The Commerce Department has not established an "irrebuttable presumption" of state control for exporters in nonmarket economies, antidumping duty petitioner the United Steelworkers labor union argued in a Jan. 5 reply brief at the U.S. Court of Appeals for the Federal Circuit (Pirelli Tyre Co. v. United States, Fed. Cir. # 23-2266).

A strong amount of case law from the Federal Circuit firmly established that the burden is on an NME respondent to show a lack of de jure and de facto foreign state control to get its own rate, the labor union noted. The appellate court has recently affirmed the idea that an NME respondent must show that it "sets its prices independently, negotiates its own contracts, selects its management autonomously, and keeps its sales proceeds."

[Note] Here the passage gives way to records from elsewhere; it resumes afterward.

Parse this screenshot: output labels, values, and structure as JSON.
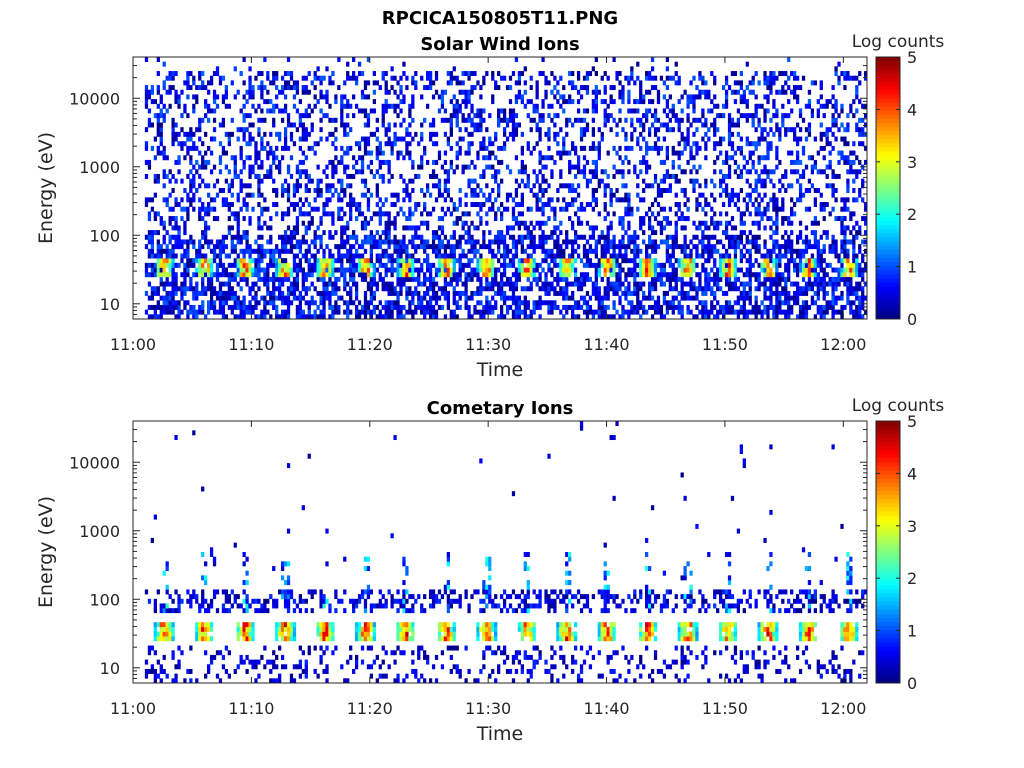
{
  "figure_title": "RPCICA150805T11.PNG",
  "chart_data": [
    {
      "type": "heatmap",
      "title": "Solar Wind Ions",
      "xlabel": "Time",
      "ylabel": "Energy (eV)",
      "x_ticks": [
        "11:00",
        "11:10",
        "11:20",
        "11:30",
        "11:40",
        "11:50",
        "12:00"
      ],
      "xlim": [
        "11:00",
        "12:02"
      ],
      "y_scale": "log",
      "y_ticks": [
        "10",
        "100",
        "1000",
        "10000"
      ],
      "ylim": [
        6,
        40000
      ],
      "colorbar": {
        "label": "Log counts",
        "range": [
          0,
          5
        ],
        "ticks": [
          "0",
          "1",
          "2",
          "3",
          "4",
          "5"
        ],
        "colormap": "jet"
      },
      "data_start": "11:01",
      "data_end": "12:02",
      "features": {
        "background": "sparse counts of 0-1 log counts spread across all energies, densest below ~100 eV",
        "band_energy_eV": 35,
        "band_peak_log_counts": 4.5,
        "band_period_min": 3.4
      }
    },
    {
      "type": "heatmap",
      "title": "Cometary Ions",
      "xlabel": "Time",
      "ylabel": "Energy (eV)",
      "x_ticks": [
        "11:00",
        "11:10",
        "11:20",
        "11:30",
        "11:40",
        "11:50",
        "12:00"
      ],
      "xlim": [
        "11:00",
        "12:02"
      ],
      "y_scale": "log",
      "y_ticks": [
        "10",
        "100",
        "1000",
        "10000"
      ],
      "ylim": [
        6,
        40000
      ],
      "colorbar": {
        "label": "Log counts",
        "range": [
          0,
          5
        ],
        "ticks": [
          "0",
          "1",
          "2",
          "3",
          "4",
          "5"
        ],
        "colormap": "jet"
      },
      "data_start": "11:01",
      "data_end": "12:02",
      "features": {
        "background": "isolated single counts above 100 eV",
        "band_energy_eV": 35,
        "band_peak_log_counts": 4.8,
        "band_period_min": 3.4,
        "spikes_to_eV": 500
      }
    }
  ]
}
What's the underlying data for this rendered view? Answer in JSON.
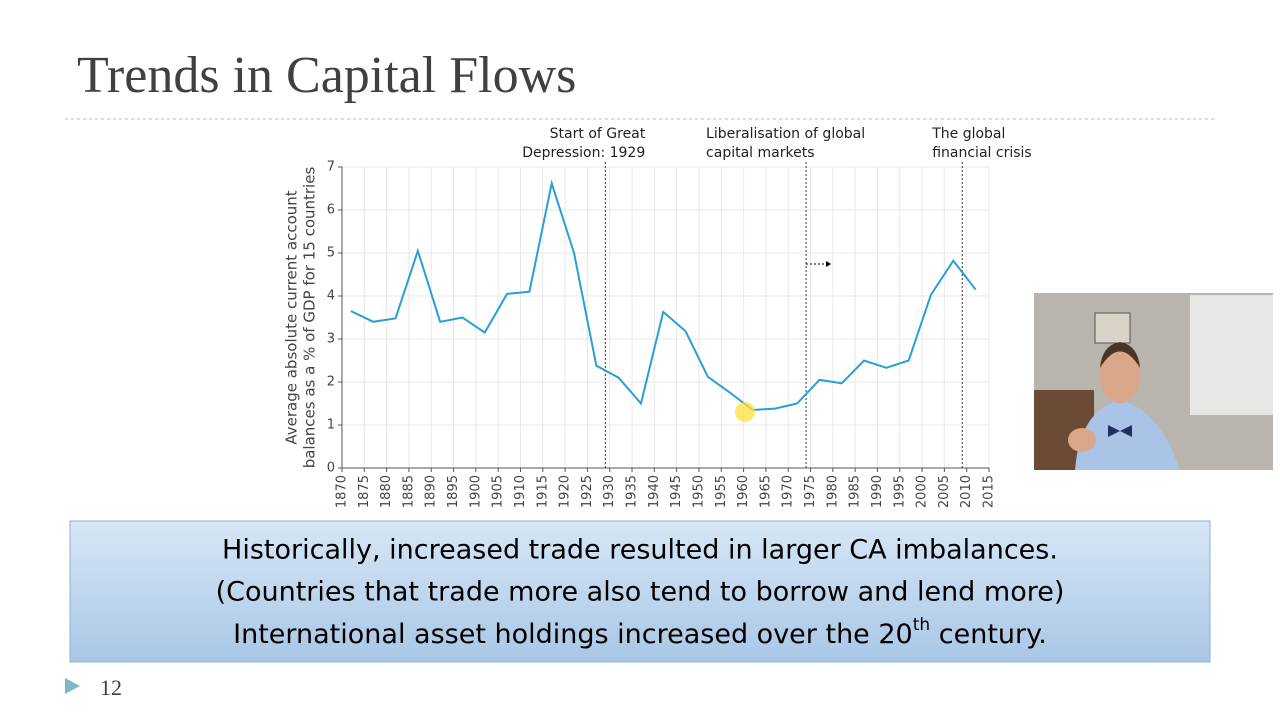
{
  "slide": {
    "title": "Trends in Capital Flows",
    "page_number": "12",
    "callout": {
      "lines": [
        "Historically, increased trade resulted in larger CA imbalances.",
        "(Countries that trade more also tend to borrow and lend more)"
      ],
      "last_line": {
        "before": "International asset holdings increased over the 20",
        "superscript": "th",
        "after": " century."
      }
    }
  },
  "chart_data": {
    "type": "line",
    "y_label": [
      "Average absolute current account",
      "balances as a % of GDP for 15 countries"
    ],
    "x": [
      1872,
      1877,
      1882,
      1887,
      1892,
      1897,
      1902,
      1907,
      1912,
      1917,
      1922,
      1927,
      1932,
      1937,
      1942,
      1947,
      1952,
      1957,
      1962,
      1967,
      1972,
      1977,
      1982,
      1987,
      1992,
      1997,
      2002,
      2007,
      2012
    ],
    "series": [
      {
        "color": "#2a9fd6",
        "values": [
          3.65,
          3.4,
          3.48,
          5.05,
          3.4,
          3.5,
          3.15,
          4.05,
          4.1,
          6.62,
          5.0,
          2.38,
          2.1,
          1.5,
          3.63,
          3.18,
          2.12,
          1.75,
          1.35,
          1.38,
          1.5,
          2.05,
          1.97,
          2.5,
          2.33,
          2.5,
          4.03,
          4.82,
          4.15
        ]
      }
    ],
    "xlim": [
      1870,
      2015
    ],
    "xticks": [
      1870,
      1875,
      1880,
      1885,
      1890,
      1895,
      1900,
      1905,
      1910,
      1915,
      1920,
      1925,
      1930,
      1935,
      1940,
      1945,
      1950,
      1955,
      1960,
      1965,
      1970,
      1975,
      1980,
      1985,
      1990,
      1995,
      2000,
      2005,
      2010,
      2015
    ],
    "ylim": [
      0,
      7
    ],
    "yticks": [
      0,
      1,
      2,
      3,
      4,
      5,
      6,
      7
    ],
    "grid": true,
    "events": [
      {
        "x": 1929,
        "label": [
          "Start of Great",
          "Depression: 1929"
        ],
        "align": "end"
      },
      {
        "x": 1974,
        "label": [
          "Liberalisation of global",
          "capital markets"
        ],
        "align": "end"
      },
      {
        "x": 2009,
        "label": [
          "The global",
          "financial crisis"
        ],
        "align": "end"
      }
    ]
  }
}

Contrary to exporter Pirelli Tyre Co.'s claims in its suit on the 2017-18 AD review of passenger vehicle and light truck tire from China, Commerce doesn't "bear the burden to prove the minutia of an NME respondent's operations to show 'day-to-day' government control over specific activities," the petitioner said.

Pirelli's argument is that once the company offers any evidence of a lack of state control, the presumption must "completely vanish," the labor union said. That ignores how the presumption of NME state control actually works, since the "affirmative burden is on the respondent to demonstrate a lack of control on a number of points" to show that the presumption of state control doesn't apply "in any of those ways."

Changing the presumption mechanism to suit Pirelli also would be "illogical," the petitioner claimed. "It would be virtually impossible for the agency to ever show control over specific export activities in the face of a respondent whose interest will be to not ... explain to the agency where in its records such evidence may in fact be found," the brief said. The labor union relied heavily on case law from the Federal Circuit cutting against Pirelli's claim that "any evidence of independence terminates the presumption of control," shifting the burden to the agency to prove control.

In the administrative review, Pirelli sought a separate AD rate by claiming that it rebutted the presumption of Chinese government control. The company was bought by Chinese state-owned Chem China in 2015, and Commerce found it was owned by the Chinese government because Chem China appointed the members of Pirelli's board.

Unlike in previous reviews, Pirelli showed Commerce that it made changes to its corporate structure, including the fact that Chem China and the Silk Road Fund decreased their majority ownership in Pirelli Italy and Pirelli China to indirect minority ownership. The company also altered the composition of its board of directors to require a majority to be designated as "independent" under Italian law. Commerce still said the respondent failed to rebut the state control presumption. That position was upheld by the Court of International Trade in June (see 2306120055).

At the Federal Circuit, Pirelli said Commerce's state control finding based on the control of Pirelli's board was "insufficient to meet Commerce's burden to show how that control resulted in a control of export activities." The petitioner challenged this argument, claiming that the exporter is the one who must show that they are not being controlled in a number of areas.

The labor union added that the respondent also must address not only actual NME state control but "potential government control." Issues concerning potential control, "such as the ability to appoint a majority of a board that sets the business plans for a company as Commerce has addressed in case of Pirelli, go directly to the underlying concerns with an NME economy" expressed by the Federal Circuit in prior cases, the brief said.

The petitioner also challenged Pirelli's claim that Commerce didn't meaningfully address evidence regarding Chinese state control of Pirelli, claiming that the exporter "simply disagrees with how Commerce addressed that evidence" and just asks the court to reweigh the evidence.